Es gibt zwei Presseprodukte, die den Gottesdienst stören: Die Wochenzeitung («Ölkönig») und die Weltwoche («Ämtlisammler»). Das sind die einzigen Titel mit einer kritischen Berichterstattung.

Das Rätsel hat einen einfachen Grund. Es dreht sich – wie fast alles in der Schweiz – um die Person von Christoph Blocher. Alle Politikinteressierten wissen, dass der SVP-Doyen mit der Arbeit des Berner Nationalrats als Präsident der Volkspartei unzufrieden war und ihn absägte.

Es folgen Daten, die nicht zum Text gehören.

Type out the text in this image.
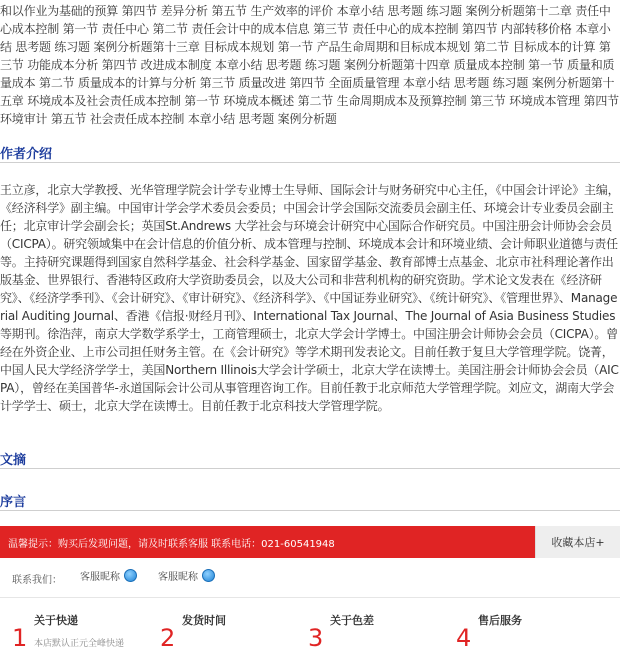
和以作业为基础的预算 第四节 差异分析 第五节 生产效率的评价 本章小结 思考题 练习题 案例分析题第十二章 责任中心成本控制 第一节 责任中心 第二节 责任会计中的成本信息 第三节 责任中心的成本控制 第四节 内部转移价格 本章小结 思考题 练习题 案例分析题第十三章 目标成本规划 第一节 产品生命周期和目标成本规划 第二节 目标成本的计算 第三节 功能成本分析 第四节 改进成本制度 本章小结 思考题 练习题 案例分析题第十四章 质量成本控制 第一节 质量和质量成本 第二节 质量成本的计算与分析 第三节 质量改进 第四节 全面质量管理 本章小结 思考题 练习题 案例分析题第十五章 环境成本及社会责任成本控制 第一节 环境成本概述 第二节 生命周期成本及预算控制 第三节 环境成本管理 第四节 环境审计 第五节 社会责任成本控制 本章小结 思考题 案例分析题
作者介绍
王立彦，北京大学教授、光华管理学院会计学专业博士生导师、国际会计与财务研究中心主任，《中国会计评论》主编，《经济科学》副主编。中国审计学会学术委员会委员；中国会计学会国际交流委员会副主任、环境会计专业委员会副主任；北京审计学会副会长；英国St.Andrews 大学社会与环境会计研究中心国际合作研究员。中国注册会计师协会会员（CICPA）。研究领域集中在会计信息的价值分析、成本管理与控制、环境成本会计和环境业绩、会计师职业道德与责任等。主持研究课题得到国家自然科学基金、社会科学基金、国家留学基金、教育部博士点基金、北京市社科理论著作出版基金、世界银行、香港特区政府大学资助委员会，以及大公司和非营利机构的研究资助。学术论文发表在《经济研究》、《经济学季刊》、《会计研究》、《审计研究》、《经济科学》、《中国证券业研究》、《统计研究》、《管理世界》、Managerial Auditing Journal、香港《信报·财经月刊》、International Tax Journal、The Journal of Asia Business Studies等期刊。徐浩萍，南京大学数学系学士，工商管理硕士，北京大学会计学博士。中国注册会计师协会会员（CICPA）。曾经在外资企业、上市公司担任财务主管。在《会计研究》等学术期刊发表论文。目前任教于复旦大学管理学院。饶菁，中国人民大学经济学学士，美国Northern Illinois大学会计学硕士，北京大学在读博士。美国注册会计师协会会员（AICPA），曾经在美国普华-永道国际会计公司从事管理咨询工作。目前任教于北京师范大学管理学院。刘应文，湖南大学会计学学士、硕士，北京大学在读博士。目前任教于北京科技大学管理学院。
文摘
序言
温馨提示：购买后发现问题，请及时联系客服 联系电话：021-60541948	收藏本店+
联系我们： 客服昵称	客服昵称
1
关于快递
本店默认正元全峰快递 2
发货时间
3
关于色差
4
售后服务
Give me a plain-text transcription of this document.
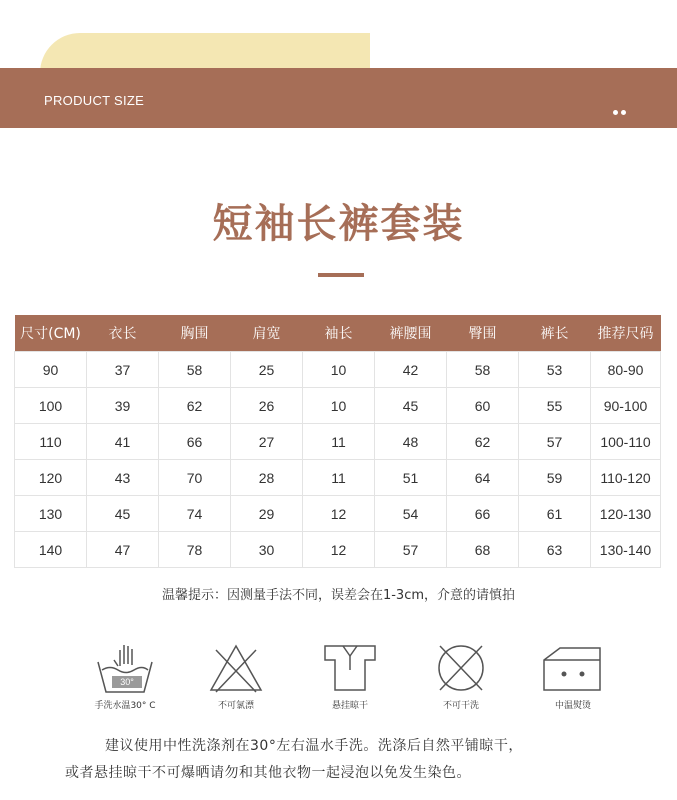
PRODUCT SIZE
短袖长裤套装
尺寸(CM)	衣长	胸围	肩宽	袖长	裤腰围	臀围	裤长	推荐尺码
90	37	58	25	10	42	58	53	80-90
100	39	62	26	10	45	60	55	90-100
110	41	66	27	11	48	62	57	100-110
120	43	70	28	11	51	64	59	110-120
130	45	74	29	12	54	66	61	120-130
140	47	78	30	12	57	68	63	130-140
温馨提示：因测量手法不同，误差会在1-3cm，介意的请慎拍
30°
手洗水温30° C	不可氯漂	悬挂晾干	不可干洗	中温熨烫
建议使用中性洗涤剂在30°左右温水手洗。洗涤后自然平铺晾干，
或者悬挂晾干不可爆晒请勿和其他衣物一起浸泡以免发生染色。
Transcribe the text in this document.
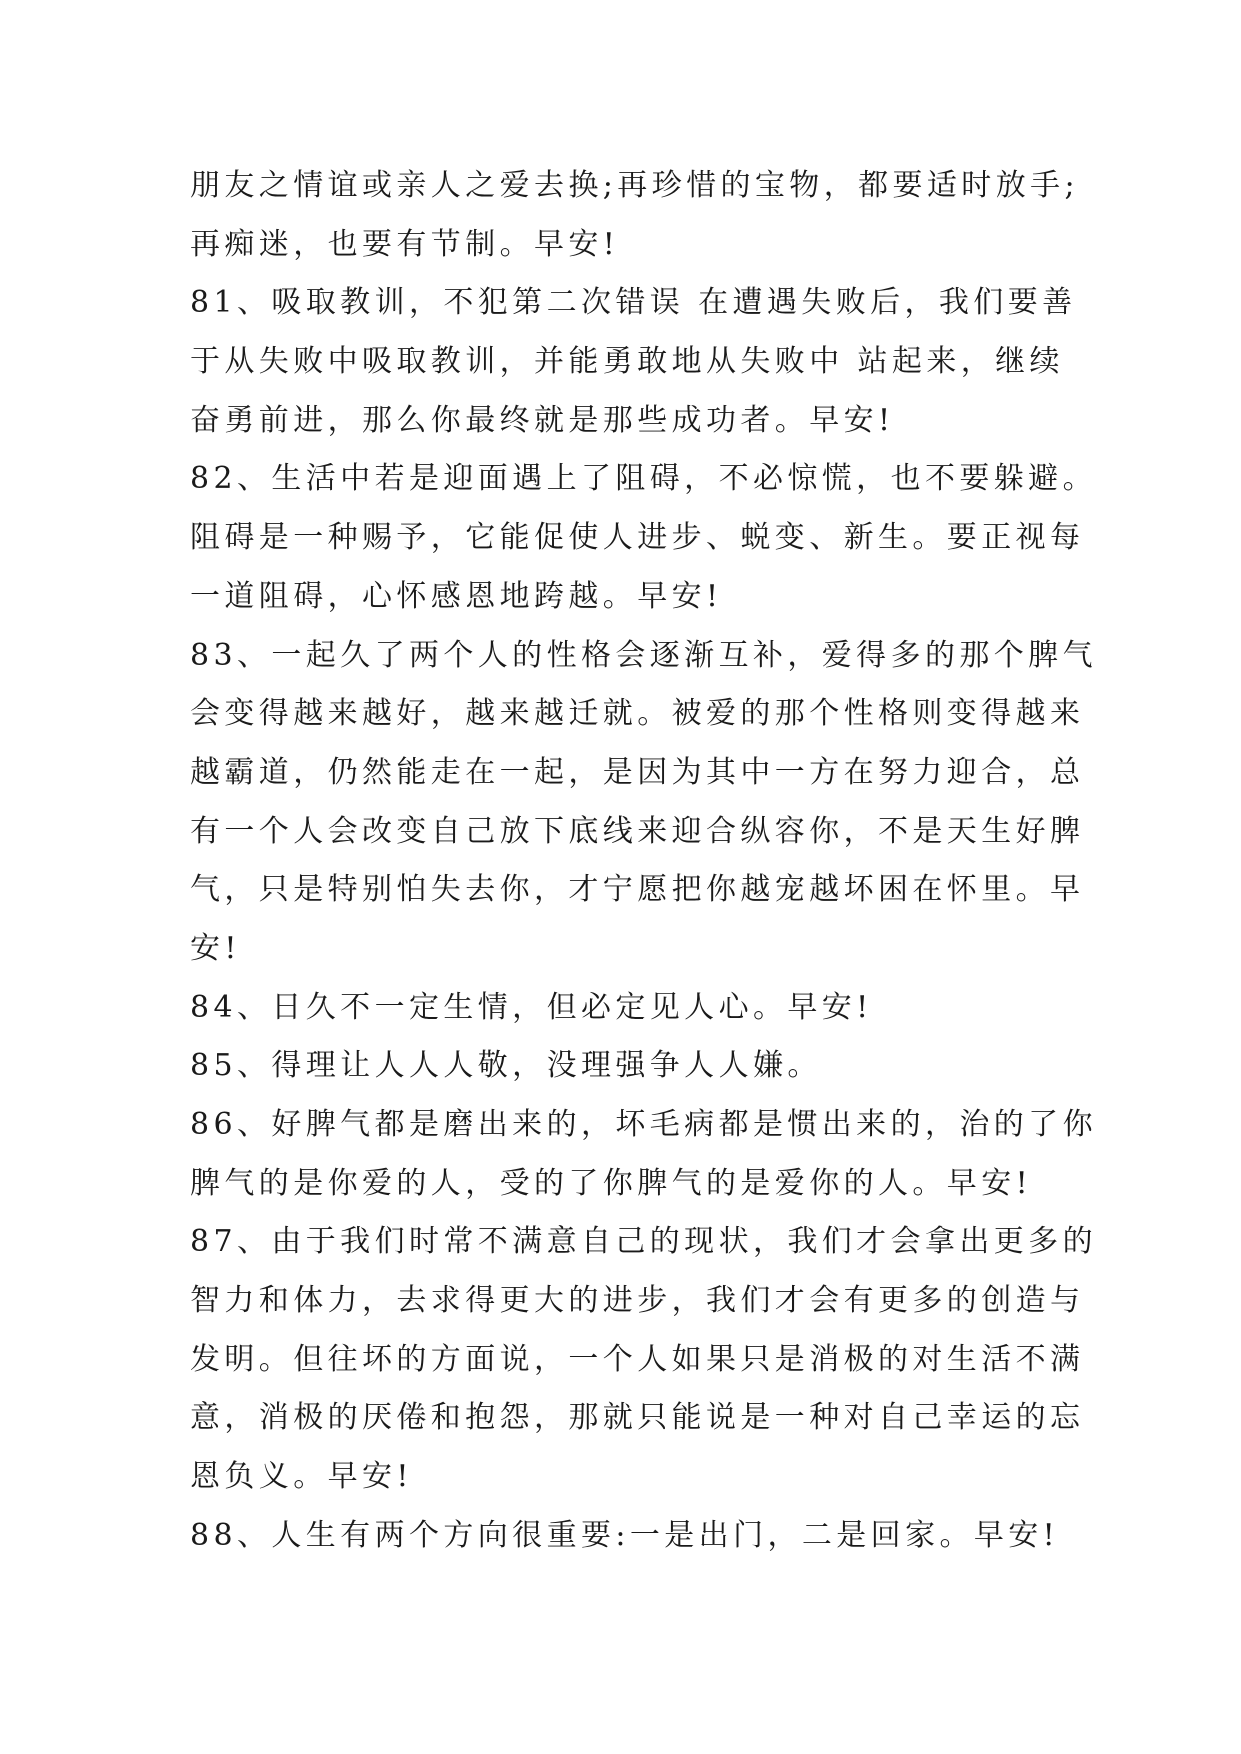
朋友之情谊或亲人之爱去换;再珍惜的宝物，都要适时放手;
再痴迷，也要有节制。早安!
81、吸取教训，不犯第二次错误 在遭遇失败后，我们要善
于从失败中吸取教训，并能勇敢地从失败中 站起来，继续
奋勇前进，那么你最终就是那些成功者。早安!
82、生活中若是迎面遇上了阻碍，不必惊慌，也不要躲避。
阻碍是一种赐予，它能促使人进步、蜕变、新生。要正视每
一道阻碍，心怀感恩地跨越。早安!
83、一起久了两个人的性格会逐渐互补，爱得多的那个脾气
会变得越来越好，越来越迁就。被爱的那个性格则变得越来
越霸道，仍然能走在一起，是因为其中一方在努力迎合，总
有一个人会改变自己放下底线来迎合纵容你，不是天生好脾
气，只是特别怕失去你，才宁愿把你越宠越坏困在怀里。早
安!
84、日久不一定生情，但必定见人心。早安!
85、得理让人人人敬，没理强争人人嫌。
86、好脾气都是磨出来的，坏毛病都是惯出来的，治的了你
脾气的是你爱的人，受的了你脾气的是爱你的人。早安!
87、由于我们时常不满意自己的现状，我们才会拿出更多的
智力和体力，去求得更大的进步，我们才会有更多的创造与
发明。但往坏的方面说，一个人如果只是消极的对生活不满
意，消极的厌倦和抱怨，那就只能说是一种对自己幸运的忘
恩负义。早安!
88、人生有两个方向很重要:一是出门，二是回家。早安!
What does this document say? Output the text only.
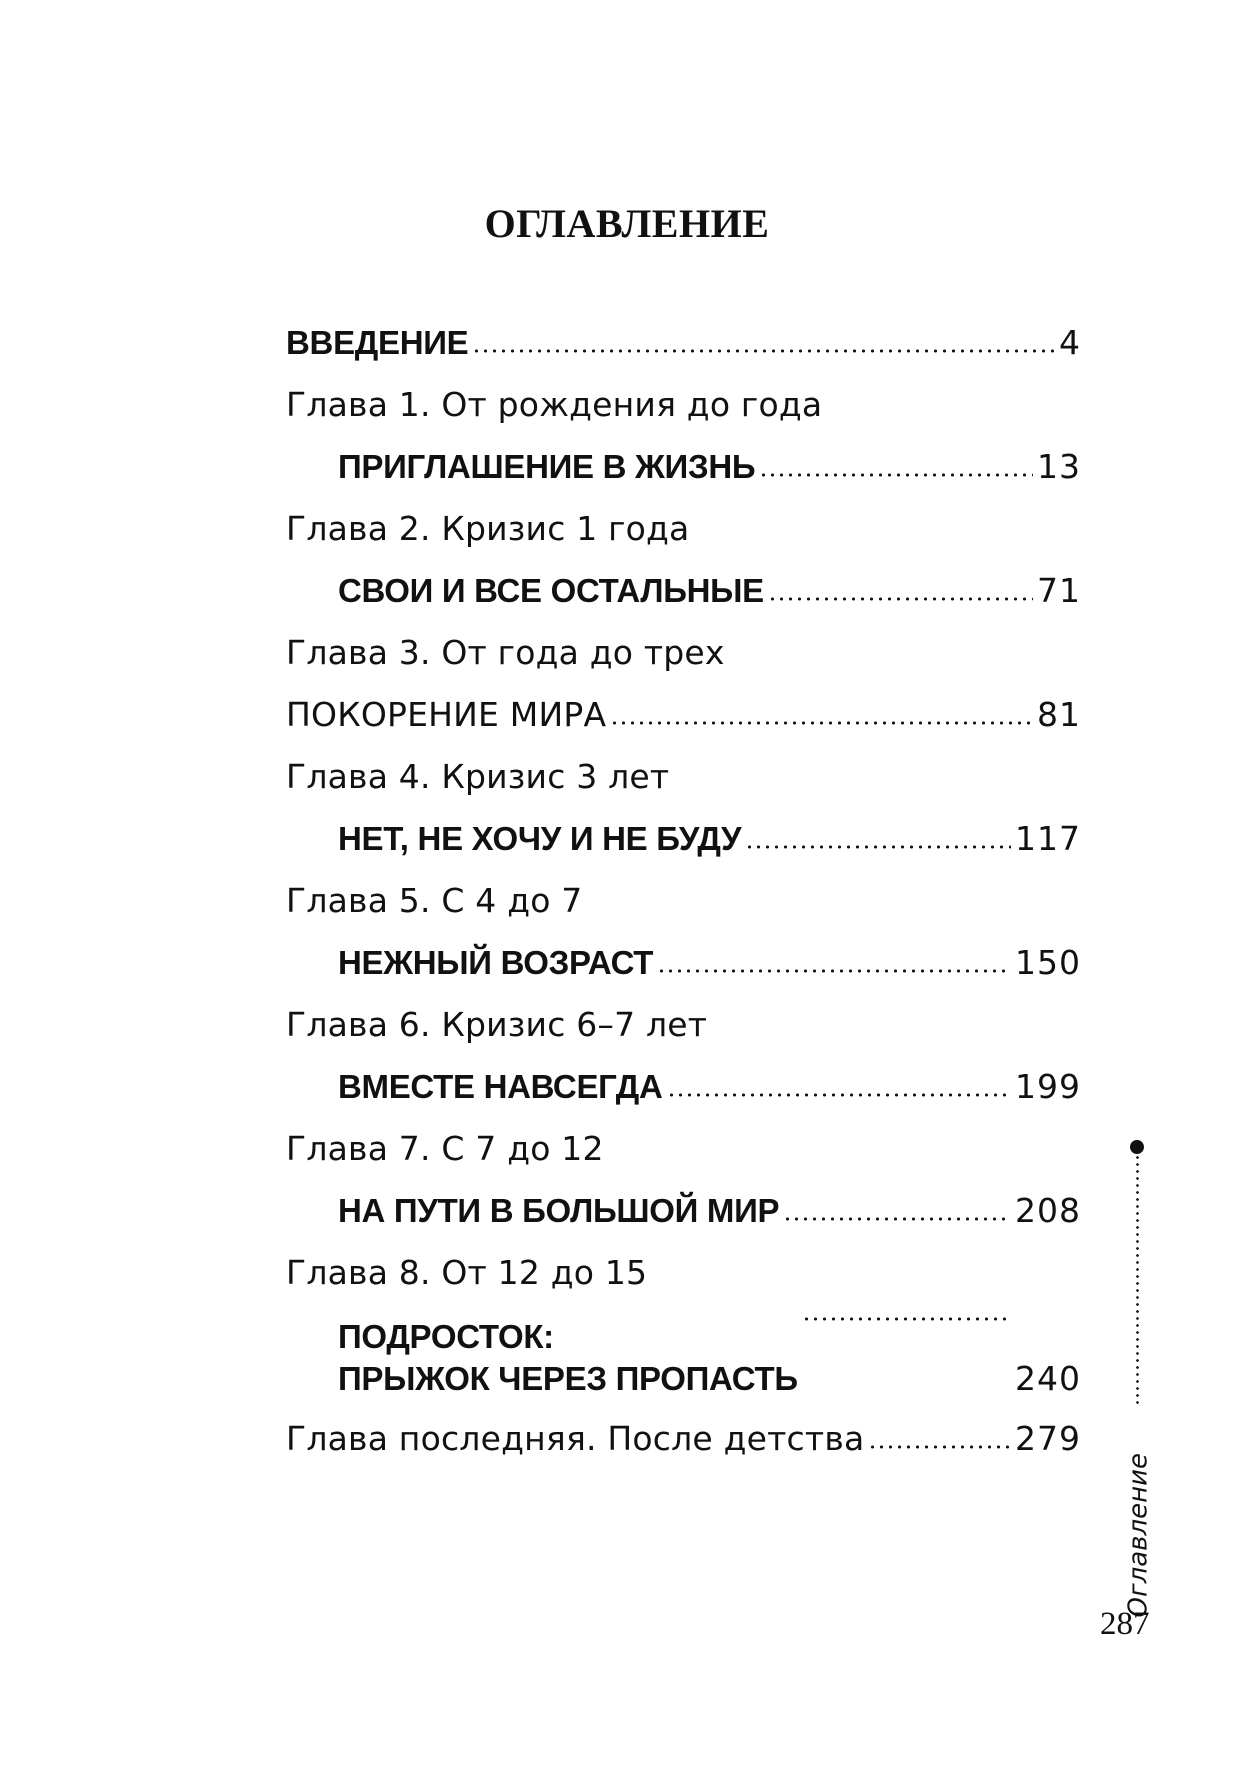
ОГЛАВЛЕНИЕ
ВВЕДЕНИЕ	4
Глава 1. От рождения до года
ПРИГЛАШЕНИЕ В ЖИЗНЬ	13
Глава 2. Кризис 1 года
СВОИ И ВСЕ ОСТАЛЬНЫЕ	71
Глава 3. От года до трех
ПОКОРЕНИЕ МИРА	81
Глава 4. Кризис 3 лет
НЕТ, НЕ ХОЧУ И НЕ БУДУ	117
Глава 5. С 4 до 7
НЕЖНЫЙ ВОЗРАСТ	150
Глава 6. Кризис 6–7 лет
ВМЕСТЕ НАВСЕГДА	199
Глава 7. С 7 до 12
НА ПУТИ В БОЛЬШОЙ МИР	208
Глава 8. От 12 до 15
ПОДРОСТОК:
ПРЫЖОК ЧЕРЕЗ ПРОПАСТЬ	240
Глава последняя. После детства	279
Оглавление
287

Die Tatsache, dass Rösti beim «Lord Voldemort» der Schweizer Politik in Ungnade gefallen ist, reicht den Journalisten, um auf Schmusekurs mit Rösti zu gehen. Gerne sehen sie über all das hinweg, was sie sonst ins unbarmherzige Säurebad ihrer Kritik gelegt hätten: Öllobbyist, Auto-Fan, zu wenig Urbanität, und am allerschlimmsten: ein erklärter Gegner der Übernahme der USA/EU-Ukraine-Sanktionen. Es werden gar irre Verschwörungstheorien gezimmert. Hinter den kritischen Medienbeiträgen stünde – ja wer schon? – natürlich der 82-jährige böse Zauberer aus Herrliberg.

Den «Röstiisten» kann es egal sein. Mit allergrösster Wahrscheinlichkeit wird ihr Mann am 7. Dezember gewählt. Das kurze Zerwürfnis mit Christoph Blocher als Parteichef entpuppt sich in Röstis Karriere als wichtige Etappe auf seinem Weg in die Landesregierung.